Deputy Barnes's police report states, "I directed (the boy) to stand up to be restrained. With a clenched fist, he pushed me away forcefully. (The boy) continued to actively resist."
However, video from the deputy’s lapel camera shows the boy following commands.
The deputy appears to attack when the boy called him a slur.
“I see a poorly trained deputy who escalates the situation with a child and uses unconstitutional excessive force because his masculinity was challenged by protected speech,” Kennedy said. “This is an outrage. It is beyond debate. A deputy abused a child at a public school.”
Deputy Barnes aimed his Taser at the boy's chest. The darts landed above the boy’s heart.
Taser International's policies state that the Taser should never be deployed in the chest because the electricity could affect the heart.
A certificate from 2013 shows deputy Barnes was trained on use of the Taser, which was manufactured by Taser International.
The Rio Arriba County Sheriff’s Office declined to comment about the story. However, a high-ranking official told 4 Investigates reporter Chris Ramirez that the incident is under an internal investigation and deputy Barnes continues to patrol the streets.

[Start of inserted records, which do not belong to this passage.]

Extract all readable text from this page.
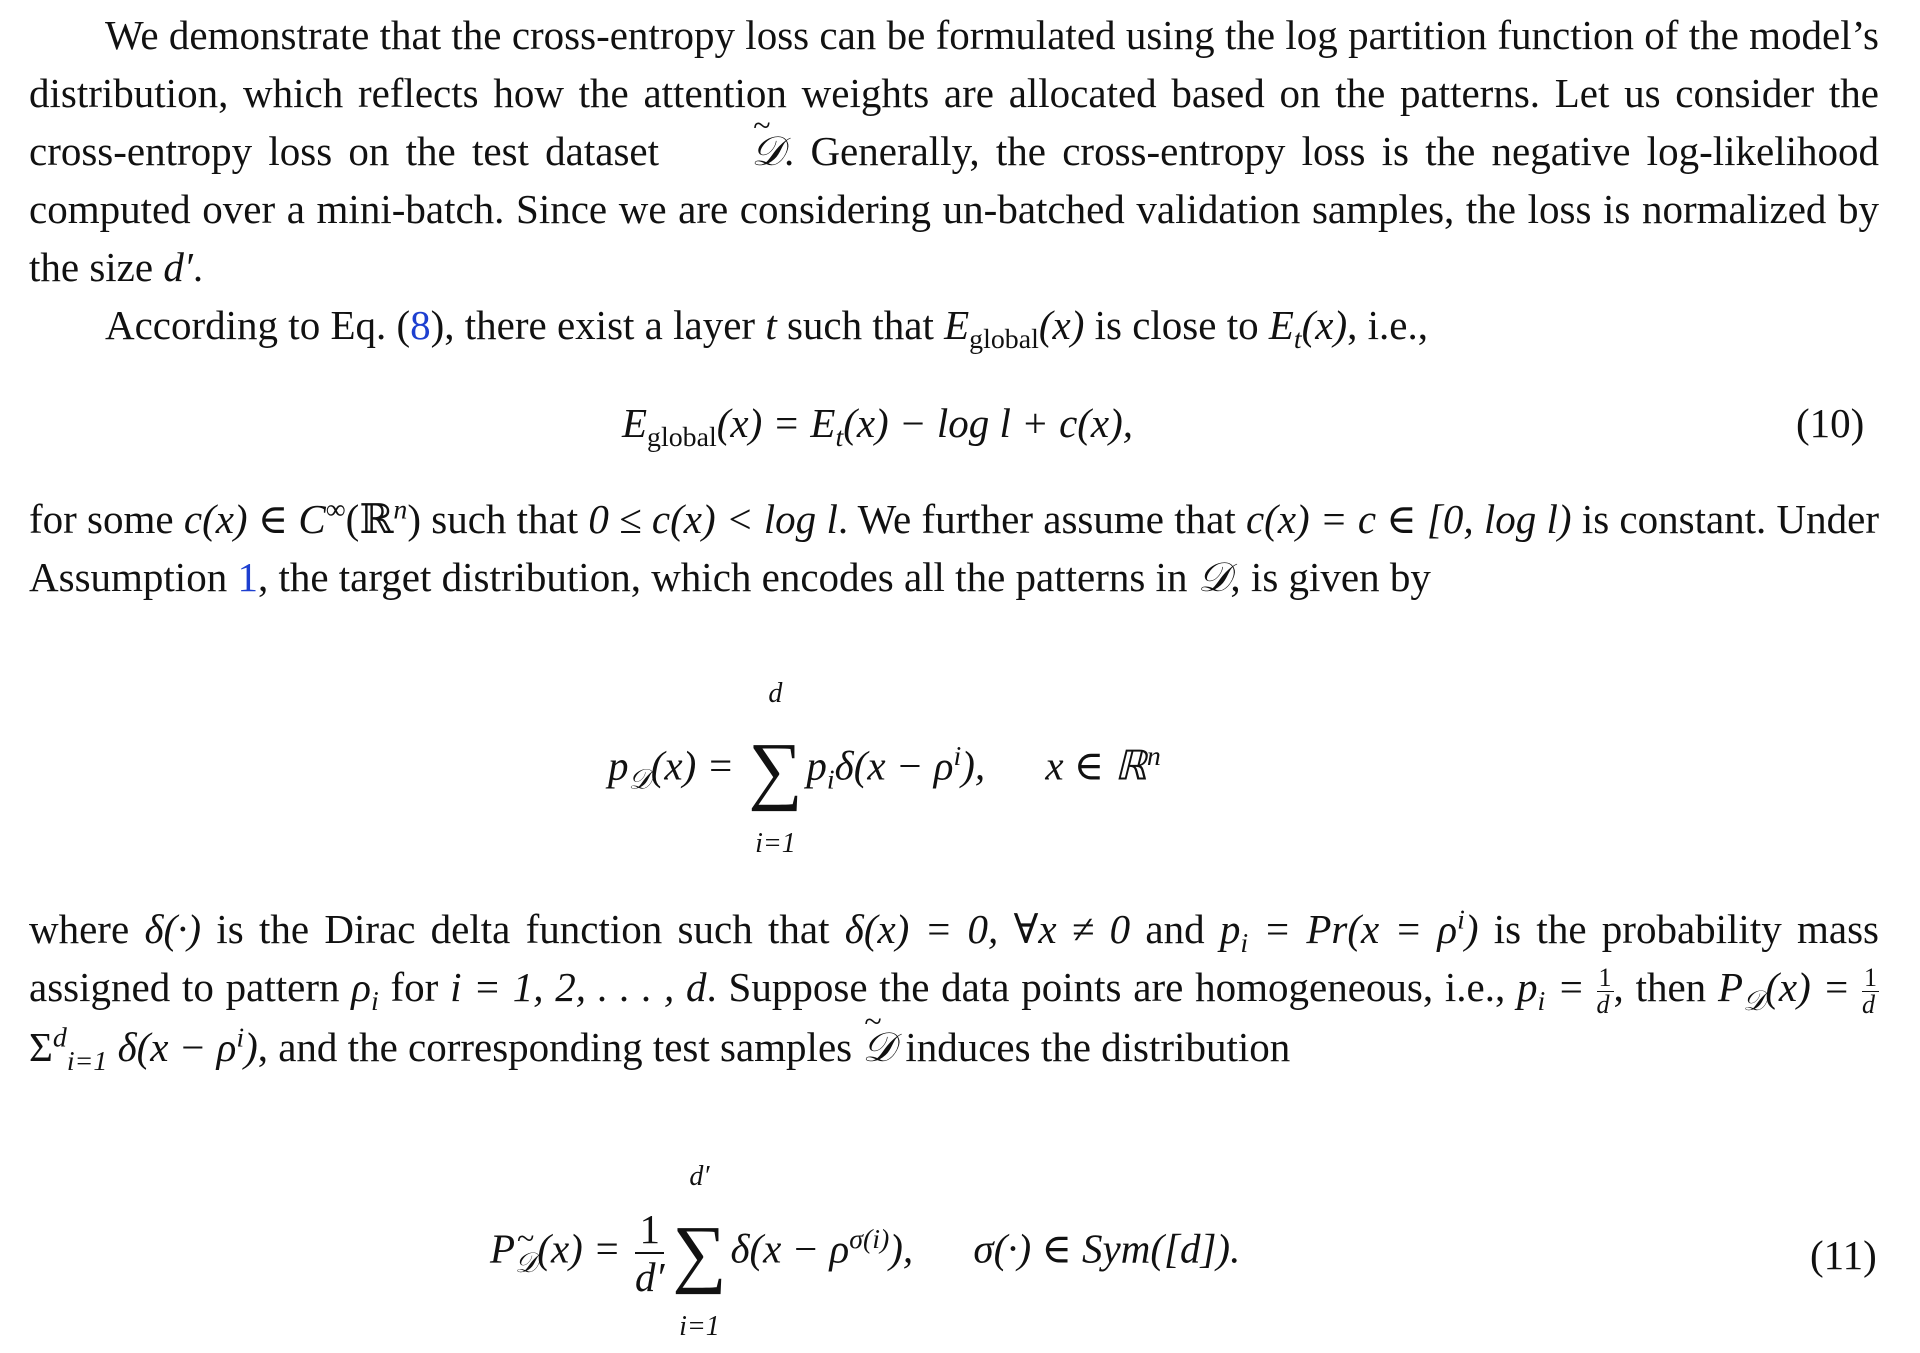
We demonstrate that the cross-entropy loss can be formulated using the log partition function of the model’s distribution, which reflects how the attention weights are allocated based on the patterns. Let us consider the cross-entropy loss on the test dataset ~ 𝒟. Generally, the cross-entropy loss is the negative log-likelihood computed over a mini-batch. Since we are considering un-batched validation samples, the loss is normalized by the size d′.

According to Eq. (8), there exist a layer t such that $E_{global}(x)$ is close to $E_t(x)$, i.e.,

$E_{global}(x) = E_t(x) - \log l + c(x)$,	(10)

for some c(x) ∈ C∞(ℝ$^n$) such that 0 ≤ c(x) < log l. We further assume that c(x) = c ∈ [0, log l) is constant. Under Assumption 1, the target distribution, which encodes all the patterns in 𝒟, is given by

$p_𝒟(x)$ =
d
∑
i=1
$p_i\delta(x - \rho^i)$, x ∈ ℝ$^n$

where δ(·) is the Dirac delta function such that δ(x) = 0, ∀x ≠ 0 and $p_i = Pr(x = \rho^i)$ is the probability mass assigned to pattern $\rho_i$ for i = 1, 2, . . . , d. Suppose the data points are homogeneous, i.e., $p_i = \frac{1}{d}$, then $P_𝒟(x) = \frac{1}{d} \Sigma^d_{i=1}$ $\delta(x - \rho^i)$, and the corresponding test samples ~ 𝒟 induces the distribution

$P_𝒟(x) = \frac{1}{d'}$
d′
∑
i=1
$\delta(x - \rho^{\sigma(i)})$, σ(·) ∈ Sym([d]).	(11)
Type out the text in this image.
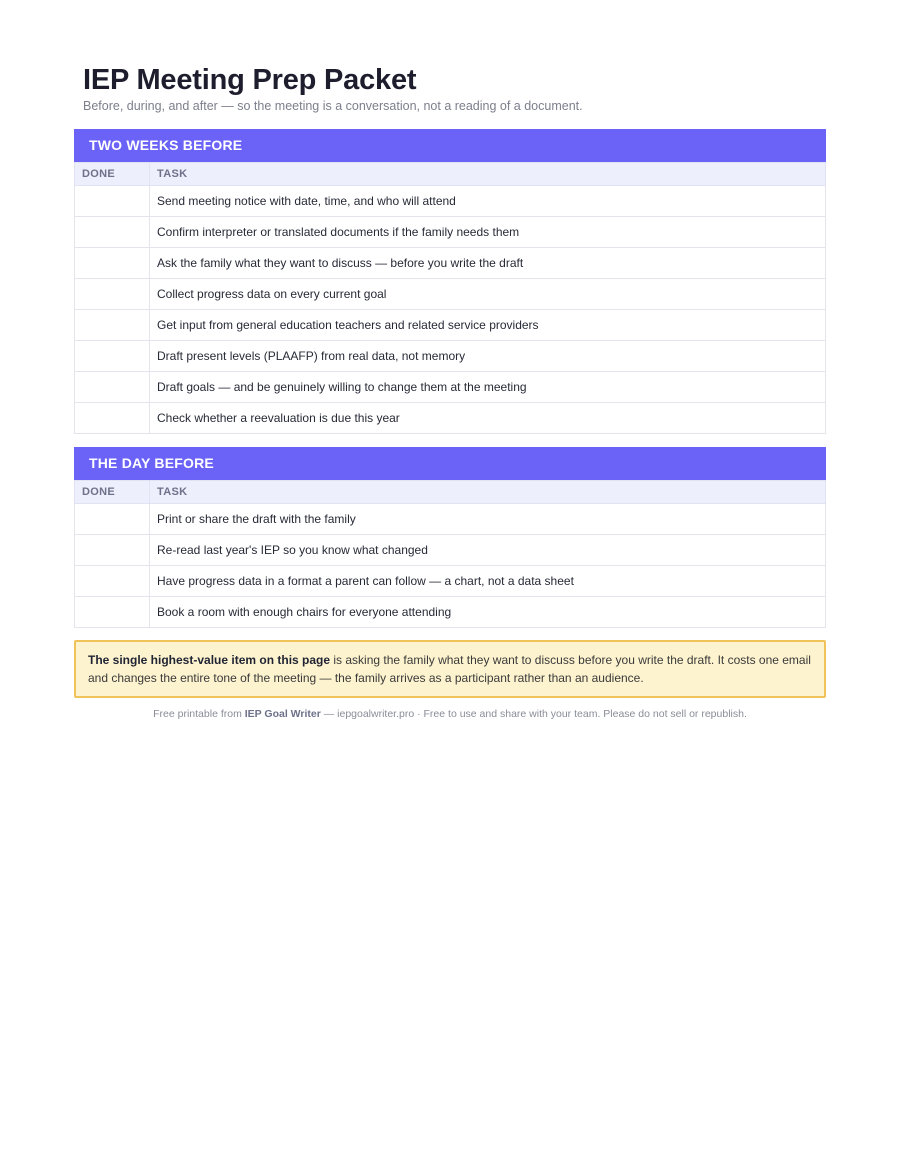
IEP Meeting Prep Packet

Before, during, and after — so the meeting is a conversation, not a reading of a document.

TWO WEEKS BEFORE
DONE	TASK
	Send meeting notice with date, time, and who will attend
	Confirm interpreter or translated documents if the family needs them
	Ask the family what they want to discuss — before you write the draft
	Collect progress data on every current goal
	Get input from general education teachers and related service providers
	Draft present levels (PLAAFP) from real data, not memory
	Draft goals — and be genuinely willing to change them at the meeting
	Check whether a reevaluation is due this year
THE DAY BEFORE
DONE	TASK
	Print or share the draft with the family
	Re-read last year's IEP so you know what changed
	Have progress data in a format a parent can follow — a chart, not a data sheet
	Book a room with enough chairs for everyone attending
The single highest-value item on this page is asking the family what they want to discuss before you write the draft. It costs one email and changes the entire tone of the meeting — the family arrives as a participant rather than an audience.
Free printable from IEP Goal Writer — iepgoalwriter.pro · Free to use and share with your team. Please do not sell or republish.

New Mexico Attorney General Hector Balderas said his office has opened up its own investigation into the incident.
“It’s very concerning because you don't want to use that type of force on a child or a minor,” Balderas said.
Balderas is demanding that the sheriff’s office turn over evidence.
“We all have a duty to deescalate and mitigate and minimize use force, especially when you are dealing with children,” Balderas said.